P(x) = ax2+bx+c, Q(x) = dx2+ex+f
P(x1) = Q(x1), P(x2) = Q(x2), P(x3) = Q(x3)
P(x1) - Q(x1) = 0
P(x1) - Q(x1) = P(x2) - Q(x2)
(P(x1) - Q(x1)) - (P(x2) - Q(x2)) = 0
(P(x1) - Q(x1)) - (P(x2) - Q(x2)) = P(x3) - Q(x3)
(P(x1) - Q(x1)) - (P(x2) - Q(x2)) - (P(x3) - Q(x3)) = 0
P(x1) - Q(x1) - P(x2) + Q(x2) - P(x3) + Q(x3) = 0
P(x1) - P(x2) - P(x3) = Q(x1) - Q(x2) - Q(x3)
$$(ax_{1}^{2}+bx_{1}+c)-(ax_{2}^{2}+bx_{2}+c)-(ax_{3}^{2}+bx_{3}+c)=(dx_{1}^{2}+ex_{1}+f)-(dx_{2}^{2}+ex_{2}+f)-(dx_{3}^{2}+ex_{3}+f)
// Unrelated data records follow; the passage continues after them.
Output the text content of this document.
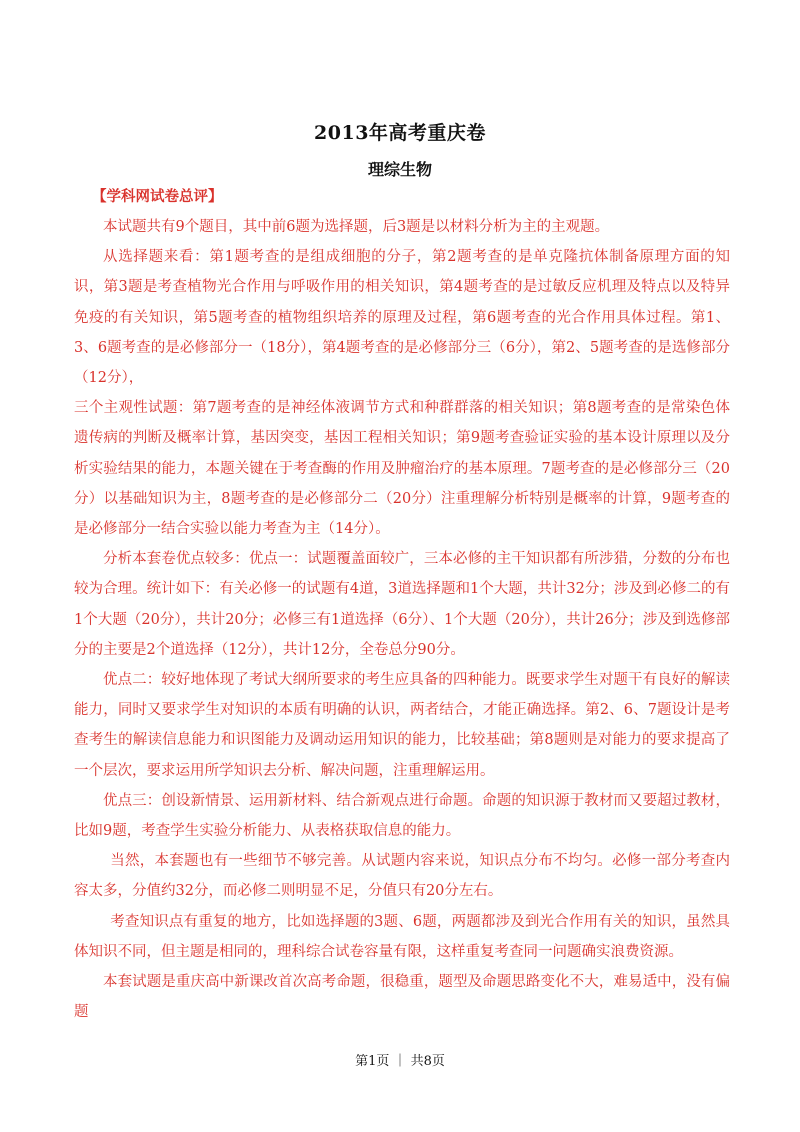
2013年高考重庆卷
理综生物
【学科网试卷总评】

本试题共有9个题目，其中前6题为选择题，后3题是以材料分析为主的主观题。

从选择题来看：第1题考查的是组成细胞的分子，第2题考查的是单克隆抗体制备原理方面的知识，第3题是考查植物光合作用与呼吸作用的相关知识，第4题考查的是过敏反应机理及特点以及特异免疫的有关知识，第5题考查的植物组织培养的原理及过程，第6题考查的光合作用具体过程。第1、3、6题考查的是必修部分一（18分），第4题考查的是必修部分三（6分），第2、5题考查的是选修部分（12分），

三个主观性试题：第7题考查的是神经体液调节方式和种群群落的相关知识；第8题考查的是常染色体遗传病的判断及概率计算，基因突变，基因工程相关知识；第9题考查验证实验的基本设计原理以及分析实验结果的能力，本题关键在于考查酶的作用及肿瘤治疗的基本原理。7题考查的是必修部分三（20分）以基础知识为主，8题考查的是必修部分二（20分）注重理解分析特别是概率的计算，9题考查的是必修部分一结合实验以能力考查为主（14分）。

分析本套卷优点较多：优点一：试题覆盖面较广，三本必修的主干知识都有所涉猎，分数的分布也较为合理。统计如下：有关必修一的试题有4道，3道选择题和1个大题，共计32分；涉及到必修二的有1个大题（20分），共计20分；必修三有1道选择（6分）、1个大题（20分），共计26分；涉及到选修部分的主要是2个道选择（12分），共计12分，全卷总分90分。

优点二：较好地体现了考试大纲所要求的考生应具备的四种能力。既要求学生对题干有良好的解读能力，同时又要求学生对知识的本质有明确的认识，两者结合，才能正确选择。第2、6、7题设计是考查考生的解读信息能力和识图能力及调动运用知识的能力，比较基础；第8题则是对能力的要求提高了一个层次，要求运用所学知识去分析、解决问题，注重理解运用。

优点三：创设新情景、运用新材料、结合新观点进行命题。命题的知识源于教材而又要超过教材，比如9题，考查学生实验分析能力、从表格获取信息的能力。

当然，本套题也有一些细节不够完善。从试题内容来说，知识点分布不均匀。必修一部分考查内容太多，分值约32分，而必修二则明显不足，分值只有20分左右。

考查知识点有重复的地方，比如选择题的3题、6题，两题都涉及到光合作用有关的知识，虽然具体知识不同，但主题是相同的，理科综合试卷容量有限，这样重复考查同一问题确实浪费资源。

本套试题是重庆高中新课改首次高考命题，很稳重，题型及命题思路变化不大，难易适中，没有偏题

第1页 ｜ 共8页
$$$$ax_{1}^{2}+bx_{1}+c-ax_{2}^{2}-bx_{2}-c-ax_{3}^{2}-bx_{3}-c=dx_{1}^{2}+ex_{1}+f-dx_{2}^{2}-ex_{2}-f-dx_{3}^{2}-ex_{3}-f$$$$a(x_{1}^{2}-x_{2}^{2}-x_{3}^{2})+b(x_{1}-x_{2}-x_{3})-c=d(x_{1}^{2}-x_{2}^{2}-x_{3}^{2})+e(x_{1}-x_{2}-x_{3})-f$$$$
a(x_{1}^{2}-x_{2}^{2}-x_{3}^{2})+b(x_{1}-x_{2}-x_{3})-c-d(x_{1}^{2}-x_{2}^{2}-x_{3}^{2})-e(x_{1}-x_{2}-x_{3})+f=0$$$$(a-d)(x_{1}^{2}-x_{2}^{2}-x_{3}^{2})+(b-e)(x_{1}-x_{2}-x_{3})-c+f=0$$Here I thought I was going to be able to prove you can only get 0 if a=d, b=e and c=f, but
$$(2-1)(4_{1}^{2}-3_{2}^{2}-2_{3}^{2})+((-1)-(-2))(4_{1}-3_{2}-2_{3})-8+6=0$$$$
(1)(16-9-4)+(1)(-1)-2=0$$$$
(1)(3)+(1)(-1)-2=0$$$$
3-1-2=0$$
I realize I'm making a mistake by plugging in numbers, because I'm changing the given property that P(x3)=Q(x3)
$$P(2)=2*2^{2}-1*2+8=14\neq Q(2)=2^{2}-2*2+6=6$$
Again, is it possible to prove it in a similary fashion as above? I understand the given solution below, but the simplicity didn't dawn on me :(
The solution:
Consider a polynomial R(x) = P(x) - Q(x). Its degree does not exceed 2. On the other hand, we know that R(x1)=R(x2)=R(x3)=0;
in other words, x1, x2 and x3 are roots of the polynomial R(x). But a polynomial of degree not exceeding 2, as we know, cannot have more than 2 roots, unless it is equal to zero. Therefore R(x) is equal to zero and P(x) = Q(x).
in other words, x1, x2 and x3 are roots of the polynomial R(x). But a polynomial of degree not exceeding 2, as we know, cannot have more than 2 roots, unless it is equal to zero. Therefore R(x) is equal to zero and P(x) = Q(x).